Happiness at all Costs: Is it Wise to Always Want to be Happy?

Paradoxically, the wish to be happy – and, more generally, making happiness as a goal, is not always the best way to achieve happiness.

EMOTION SCIENCE ARTICLES

2 min read

Happiness features in many people’s New Years’ resolutions. How many times have you heard people say that they wish – or, resolve to be happy come January 1st? The wish, desire, and in this case, intent to be happy is related to our pursuit of Happiness, and the many ways we go about to elevate our sense of satisfaction with our lives. Paradoxically, however, the wish to be happy – and, more generally, making Happiness as a goal, is not always the best way to achieve Happiness. Put another way, the more we want to be happy, the less likely we are to be happy.

Happiness has tended to prove elusive for this reason. Try setting Happiness as goal; you might have heard of people say, “I’ll be happy when I make partner at my firm”, or, “If I could afford a new apartment, that will make me happy.” By making your Happiness dependent on a circumstance, your Happiness is in some way, held hostage on a series of external consequences. This paradox of making Happiness a goal has been shown in some studies to have a negative impact on your overall Happiness. In one study, psychologists compared two groups of women and found that when they valued Happiness more, they were more likely to feel less happy than women who valued Happiness less. They found this to be the case when the women were not stressed – a situation typical to most of our daily lives. Simply put, in most day-to-day situations where we are not under stress, valuing Happiness appears to lower our Happiness overall. The researchers followed-up this study and found that the more participants valued Happiness, they reacted less positively to a happy video – an effect that was also explained by their disappointment with their own feelings. They conclude by stating, “Valuing Happiness can impair Happiness, just when Happiness seems almost attainable.” [1]
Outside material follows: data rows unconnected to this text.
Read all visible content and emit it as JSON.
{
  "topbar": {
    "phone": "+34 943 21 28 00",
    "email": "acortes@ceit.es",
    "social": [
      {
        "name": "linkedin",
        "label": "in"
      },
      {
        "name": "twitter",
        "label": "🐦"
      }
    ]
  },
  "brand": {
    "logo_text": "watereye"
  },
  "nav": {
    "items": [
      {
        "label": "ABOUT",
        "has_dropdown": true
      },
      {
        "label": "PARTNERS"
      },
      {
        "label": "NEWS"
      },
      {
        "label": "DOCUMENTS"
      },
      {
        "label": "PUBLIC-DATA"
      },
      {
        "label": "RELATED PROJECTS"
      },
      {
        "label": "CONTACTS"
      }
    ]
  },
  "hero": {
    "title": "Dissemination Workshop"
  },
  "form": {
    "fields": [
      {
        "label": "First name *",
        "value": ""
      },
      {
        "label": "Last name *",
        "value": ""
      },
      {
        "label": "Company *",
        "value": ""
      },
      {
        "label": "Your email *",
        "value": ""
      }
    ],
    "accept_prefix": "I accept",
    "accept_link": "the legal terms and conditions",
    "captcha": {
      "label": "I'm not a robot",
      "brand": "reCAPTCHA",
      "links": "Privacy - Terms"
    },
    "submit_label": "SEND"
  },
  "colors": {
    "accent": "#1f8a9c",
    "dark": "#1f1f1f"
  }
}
Another study points to the same conclusions about the desire and want to be happy. Researchers found that the more individuals valued happiness, they were more likely to have both symptoms, and history of clinical depression. Even after ruling out demographic differences (factors such as gender, age, education, income and race among others), the relationship between happiness and depressive symptoms held. In summary, it seems that the emotions – in this case, happiness, that people desire to feel may partly explain for why they instead feel depression [2].

What then, might be a better way to approach happiness and to attain it? Well, for starters – don’t make happiness a goal. Avoid resolving to be happy by the turn of the New Year. Do not say that you will be happy once you reach a certain goal. Instead, find goals, projects, tasks or even hobbies that are intrinsically rewarding and meaningful in themselves – and do it. Happiness is likely to follow as an effect of pursuing such personally meaningful and personally rewarding goals. Put another way, do not pursue happiness. Happiness will oftentimes the results from the pursuit of something meaningful in and of itself.

Reference:

[1] Momm, T., Blickle, G., Liu, Y., Wihler, A., Kholin, M., & Menges, J. I. (2015). It pays to have an eye for emotions: Emotion recognition ability indirectly predicts annual income. Journal of Organizational Behavior, 36(1), 147-163.

[2] Oginska-Bulik, N. (2005). Emotional intelligence in the workplace: Exploring its effects on occupational stress and health outcomes in human service workers. International Journal of Occupational Medicine and Environmental Health, 18(2), 167-175.

[3] Yang, J., & Mossholder, K. W. (2004). Decoupling task and relationship conflict: The role of intragroup emotional processing. Journal of Organizational Behavior, 25(5), 589-605.